“As coisas vulgares
que há na vida não deixam saudade, só as lembranças que doem ou fazem
sorrir
Há gente que fica na história, da história da
gente e outras de quem nem o nome lembramos ouvir
São emoções que dão vida à saudade que trago,
aquelas que tive contigo e acabei por perder
Há dias que marcam a alma e a vida da gente e
aquele em que tu me deixaste não posso esquecer”
Maria era uma
criança e como tal, ainda acreditava na simplicidade da vida e experimentava o
mundo de um modo inconsciente.
Ela era mesmo miúda no sentido literal da
palavra, pequena e franzina. De cabelo comprido e encaracolado em tons de castanho,
normalmente apresentava-o atado com uma espécie de "rabo de cavalo".
Relativamente à indumentária nada de especial
a destacar, utilizava vários estilos. A todos os níveis era notório o sentido
de procura, precisava de achar algo com que se identificasse, mas para que isso
sucedesse era indespensável que primeiro se encontrasse a si mesma.
A menina manifestava já alguma ansiedade e
começava a sentir com agudeza essa fatal necessidade da descoberta.
Com os seus tenros onze ou doze anos,
pressente que se avizinhavam tempos temerosos.
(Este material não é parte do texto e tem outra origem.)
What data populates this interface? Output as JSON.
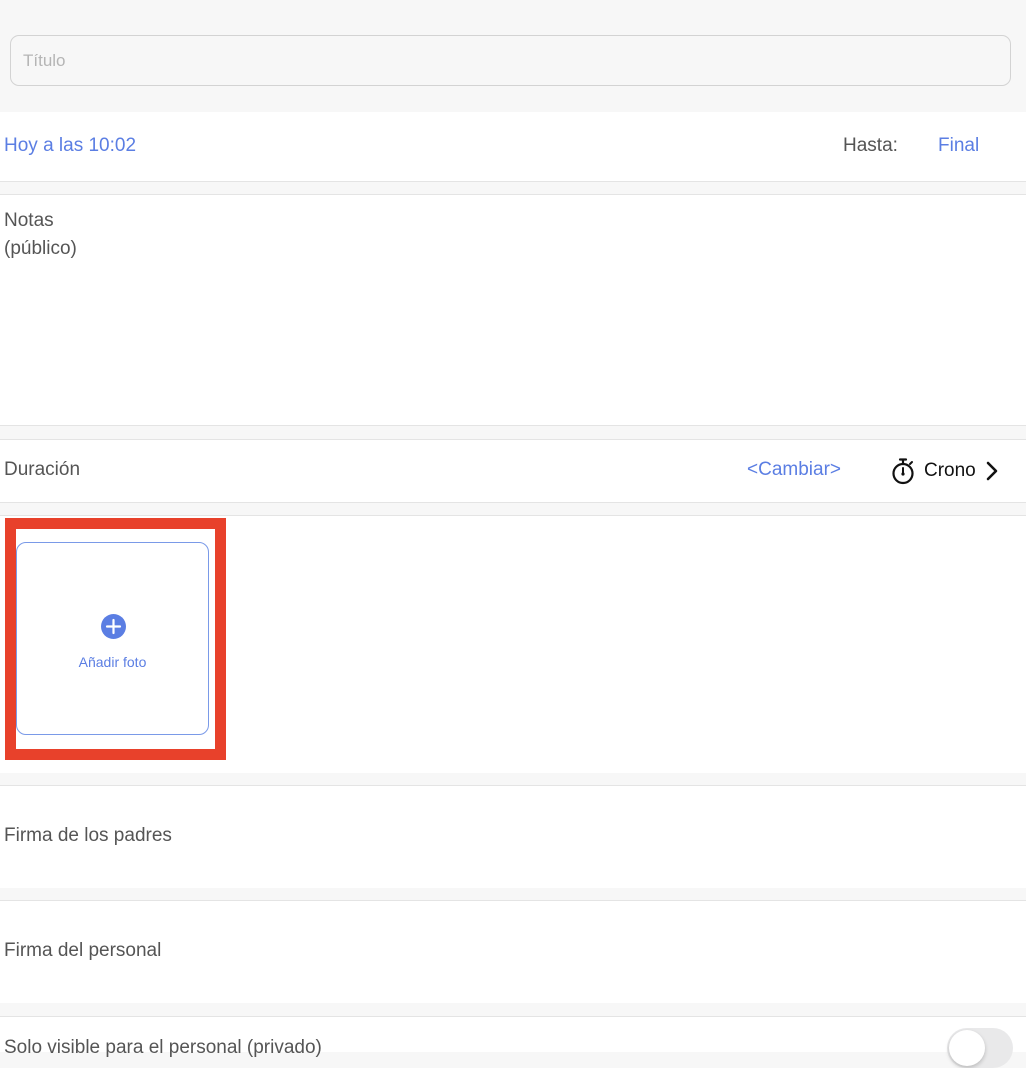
{
  "title_field": {
    "placeholder": "Título",
    "value": ""
  },
  "date_row": {
    "start_label": "Hoy a las 10:02",
    "until_label": "Hasta:",
    "end_value": "Final"
  },
  "notes": {
    "label_line1": "Notas",
    "label_line2": "(público)",
    "value": ""
  },
  "duration": {
    "label": "Duración",
    "change_label": "<Cambiar>",
    "timer_label": "Crono"
  },
  "photo": {
    "add_label": "Añadir foto"
  },
  "signatures": {
    "parents_label": "Firma de los padres",
    "staff_label": "Firma del personal"
  },
  "privacy": {
    "label": "Solo visible para el personal (privado)",
    "enabled": false
  },
  "colors": {
    "accent": "#5b7ee3",
    "highlight": "#e8412b",
    "background": "#f7f7f7"
  },
  "icons": {
    "timer": "stopwatch-icon",
    "chevron": "chevron-right-icon",
    "add_photo": "plus-circle-icon"
  }
}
A adolescência estava à porta,
mas a criança acomodada não autorizava a entrada de uma nova fase.
Como forma
de prevenção ou defesa, Maria decide iniciar um peculiar processo de observação
aos adultos. Não estava fácil encontrar a razão para querer vir a tornar-se num
deles.
Escassos seres lhe captavam uma atenção
especial, todavia, até essas criaturas escrupulosamente selecionadas revelavam
defeitos.
Pois é Maria! O ser humano contém imperfeições
e com o passar dos anos deixa de acreditar na felicidade como um todo, crê
apenas numa desfragmentada ventura, irrepetíveis e breves momentos em que se é
invadido por uma enorme sensação de bem-estar.
Possivelmente como consequência dessa
brincadeira de estudar comportamentos, ou talvez por obra do incógnito fado, é
imposta a presença de Francisca que iria acabar por ser a grande influência de Maria
não só naquele momento, mas para sempre. Surgia finalmente alguém com quem ela se
identificava e que em parte lhe ensinou e incutiu aquilo que necessitava para
poder brotar.
Maria começava a pensar, a sentir e a agir de
uma forma diferente. Aprendia muito através do que lhe era transmitido e seguia
à letra todos os ensinamentos.
Como havia a
miúda de pôr em causa alguma coisa, se tudo lhe parecia perfeito?!
Conhecera alguém possuidor de muitas
qualidades, era inteligente, interessante, criativa, expressiva, bonita, simpática,
alegre, extrovertida, sensível, bem-sucedida pessoal e profissionalmente. Por
vezes, era-lhe também característico um génio do tipo bipolar, porque também conseguia
ser fria, insensível, distante, distraída, esquecida, tímida, deprimida e
triste.
Todos estes adjetivos misturados resultariam talvez no segredo para uma
combinação tão irresistível.
O mais importante para esta criança era o
preenchimento interior que alcançara e que até à aparição desta amiga era como
que inatingível ou mesmo anónimo.
Mantinha algumas amizades com pessoas da
mesma geração, no entanto involuntariamente desvalorizava-as por sentir que das
mesmas não rececionava, o já encontrado efeito satisfatório. As relações com os
chamados adultos eram para si mais produtivas, julgava.
Ao longo do percurso de Maria, várias pessoas
irromperam. Uma quantidade indeterminada de sujeitos: os que meramente passaram
e os outros que acabaram por se alojar. Um de entre dois ou mais daqueles que
permaneceram, eram mais merecedores da admiração de Maria pelo que tinham já feito por
ela, mas incompreensívelmente nunca nenhum fora tão valorizado ou amado como
Francisca.
A ingenuidade da menina fazia com que
acreditasse que esse ente especial seria um alicerce ou um poste sustentador da
sua construção.
Contudo,
Francisca que até então tinha sido capaz do melhor, infelizmente tornar-se-ia
capaz do pior.
Maria cai de
forma desamparada quando percebe que os seus ideais são arrasados, não queria
acreditar que a tal construção acabaria por ruir, por se desmoronar de uma
forma tão violenta e possivelmente sem retorno.